Moves are also under way to recruit Hansard reporters capable of transcribing Ulster-Scots when it is uttered in the Stormont assembly, so that it can be recorded in the official report of the proceedings.
BUT the real powerhouse for promoting Ulster-Scots will be through the North-South language body, as it will be known in English. An Foras Teanga, the Irish version, or tha Boord O Leid, in Ulster-Scots, will have a board of 24 members appointed by the North-South Ministerial Council, eight of whose members will be drawn from the Ulster-Scots constituency, to promote the understanding and use of the two languages.
It will work through two agencies, one charged with promoting Irish, the other Ulster-Scots cultural issues and Ullans, the variety of the Scots language found in part of Northern Ireland and Donegal. It will operate from an office in Belfast with a branch in Donegal.

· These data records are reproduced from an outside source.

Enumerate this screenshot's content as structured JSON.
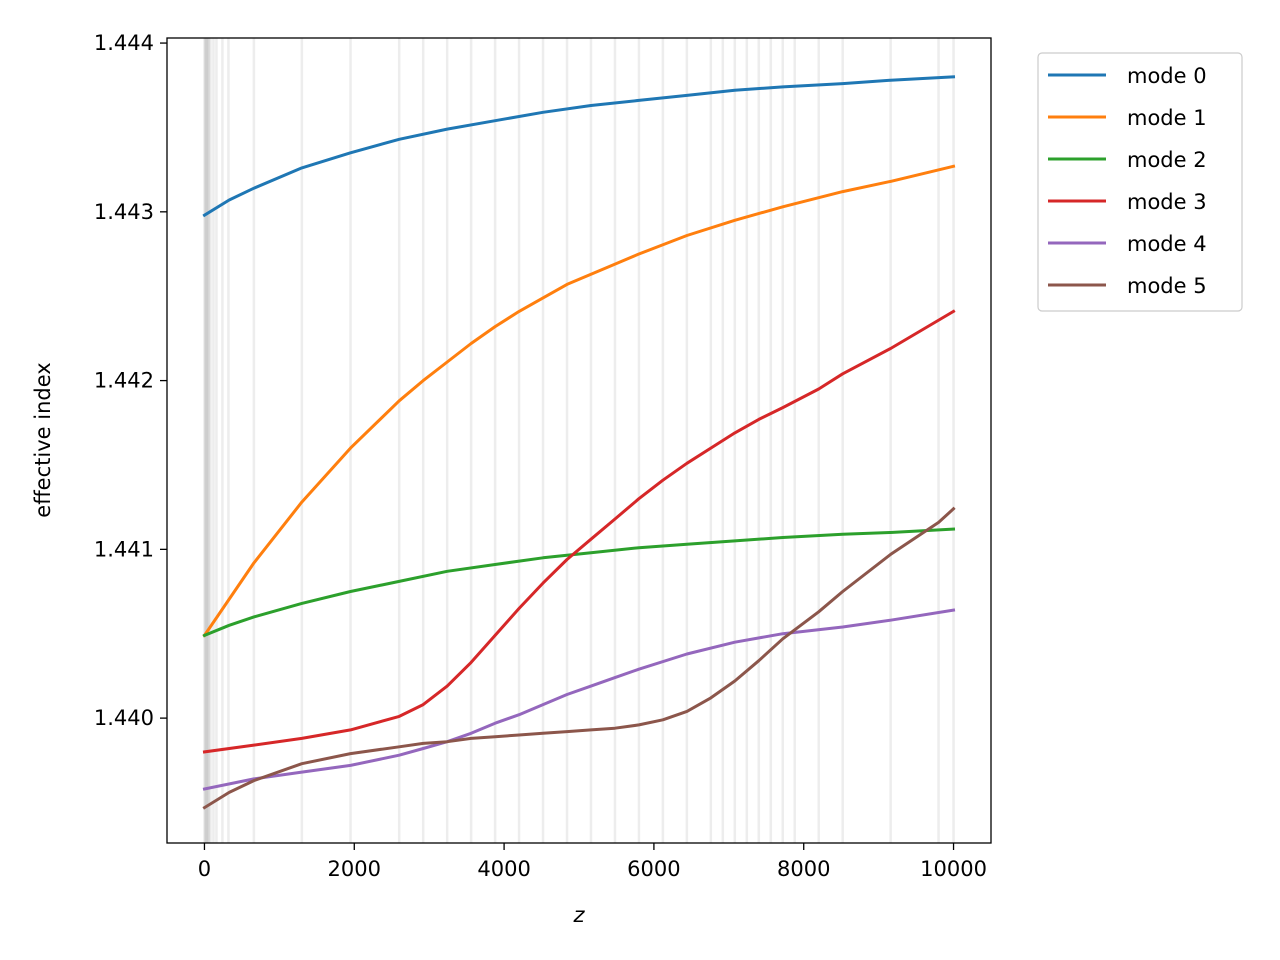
{
  "chart_data": {
    "type": "line",
    "xlabel": "z",
    "ylabel": "effective index",
    "xlim": [
      -500,
      10500
    ],
    "ylim": [
      1.43926,
      1.44403
    ],
    "x_ticks": [
      0,
      2000,
      4000,
      6000,
      8000,
      10000
    ],
    "x_tick_labels": [
      "0",
      "2000",
      "4000",
      "6000",
      "8000",
      "10000"
    ],
    "y_ticks": [
      1.44,
      1.441,
      1.442,
      1.443,
      1.444
    ],
    "y_tick_labels": [
      "1.440",
      "1.441",
      "1.442",
      "1.443",
      "1.444"
    ],
    "grid": false,
    "vertical_lines_x": [
      0,
      10,
      20,
      30,
      40,
      50,
      60,
      80,
      120,
      160,
      240,
      320,
      660,
      1300,
      1950,
      2600,
      2920,
      3240,
      3560,
      3880,
      4200,
      4520,
      4840,
      5160,
      5480,
      5800,
      6120,
      6440,
      6760,
      6920,
      7080,
      7240,
      7400,
      7560,
      7720,
      7880,
      8200,
      8520,
      9160,
      9800,
      10000
    ],
    "legend_position": "outside-upper-right",
    "series": [
      {
        "name": "mode 0",
        "color": "#1f77b4",
        "x": [
          0,
          330,
          660,
          1300,
          1950,
          2600,
          3240,
          3880,
          4520,
          5160,
          5800,
          6440,
          7080,
          7720,
          8520,
          9160,
          10000
        ],
        "y": [
          1.44298,
          1.44307,
          1.44314,
          1.44326,
          1.44335,
          1.44343,
          1.44349,
          1.44354,
          1.44359,
          1.44363,
          1.44366,
          1.44369,
          1.44372,
          1.44374,
          1.44376,
          1.44378,
          1.4438
        ]
      },
      {
        "name": "mode 1",
        "color": "#ff7f0e",
        "x": [
          0,
          660,
          1300,
          1950,
          2600,
          2920,
          3240,
          3560,
          3880,
          4200,
          4520,
          4840,
          5160,
          5480,
          5800,
          6440,
          7080,
          7720,
          8520,
          9160,
          10000
        ],
        "y": [
          1.44049,
          1.44092,
          1.44128,
          1.4416,
          1.44188,
          1.442,
          1.44211,
          1.44222,
          1.44232,
          1.44241,
          1.44249,
          1.44257,
          1.44263,
          1.44269,
          1.44275,
          1.44286,
          1.44295,
          1.44303,
          1.44312,
          1.44318,
          1.44327
        ]
      },
      {
        "name": "mode 2",
        "color": "#2ca02c",
        "x": [
          0,
          330,
          660,
          1300,
          1950,
          2600,
          3240,
          3880,
          4520,
          5160,
          5800,
          6440,
          7080,
          7720,
          8520,
          9160,
          10000
        ],
        "y": [
          1.44049,
          1.44055,
          1.4406,
          1.44068,
          1.44075,
          1.44081,
          1.44087,
          1.44091,
          1.44095,
          1.44098,
          1.44101,
          1.44103,
          1.44105,
          1.44107,
          1.44109,
          1.4411,
          1.44112
        ]
      },
      {
        "name": "mode 3",
        "color": "#d62728",
        "x": [
          0,
          660,
          1300,
          1950,
          2600,
          2920,
          3240,
          3560,
          3880,
          4200,
          4520,
          4840,
          5160,
          5480,
          5800,
          6120,
          6440,
          6760,
          7080,
          7400,
          7720,
          8200,
          8520,
          9160,
          10000
        ],
        "y": [
          1.4398,
          1.43984,
          1.43988,
          1.43993,
          1.44001,
          1.44008,
          1.44019,
          1.44033,
          1.44049,
          1.44065,
          1.4408,
          1.44094,
          1.44106,
          1.44118,
          1.4413,
          1.44141,
          1.44151,
          1.4416,
          1.44169,
          1.44177,
          1.44184,
          1.44195,
          1.44204,
          1.44219,
          1.44241
        ]
      },
      {
        "name": "mode 4",
        "color": "#9467bd",
        "x": [
          0,
          660,
          1300,
          1950,
          2600,
          2920,
          3240,
          3560,
          3880,
          4200,
          4520,
          4840,
          5160,
          5480,
          5800,
          6440,
          7080,
          7720,
          8520,
          9160,
          10000
        ],
        "y": [
          1.43958,
          1.43964,
          1.43968,
          1.43972,
          1.43978,
          1.43982,
          1.43986,
          1.43991,
          1.43997,
          1.44002,
          1.44008,
          1.44014,
          1.44019,
          1.44024,
          1.44029,
          1.44038,
          1.44045,
          1.4405,
          1.44054,
          1.44058,
          1.44064
        ]
      },
      {
        "name": "mode 5",
        "color": "#8c564b",
        "x": [
          0,
          330,
          660,
          1300,
          1950,
          2600,
          2920,
          3240,
          3560,
          3880,
          4200,
          4520,
          4840,
          5160,
          5480,
          5800,
          6120,
          6440,
          6760,
          7080,
          7400,
          7720,
          8200,
          8520,
          9160,
          9800,
          10000
        ],
        "y": [
          1.43947,
          1.43956,
          1.43963,
          1.43973,
          1.43979,
          1.43983,
          1.43985,
          1.43986,
          1.43988,
          1.43989,
          1.4399,
          1.43991,
          1.43992,
          1.43993,
          1.43994,
          1.43996,
          1.43999,
          1.44004,
          1.44012,
          1.44022,
          1.44034,
          1.44047,
          1.44063,
          1.44075,
          1.44097,
          1.44116,
          1.44124
        ]
      }
    ]
  }
}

This new era of tri-lingualism will inevitably create more bureaucracy, spawn cadres of language police and impose another cost on the hard-pressed public purse on both sides of the Border. It will clearly form a significant element of the millions it is costing to restructure the administration in the North.
Given the pressure to close schools, rationalise hospitals and healthcare and build roads and factories to stimulate employment and prosperity, do we really need bi- or tri-lingualism? As there are only 120,000 people in the North with a knowledge of Irish (not speakers), according to the 1991 census, and 90,000 Ulster-Scots disciples, according to official guess-timates, is the cost of political correctness and cultural appeasement of vociferous minorities, however worthy their cause, proportionate?
Can we really defend it to those awaiting operations, suffering unemployment or being educated in sub-standard schools?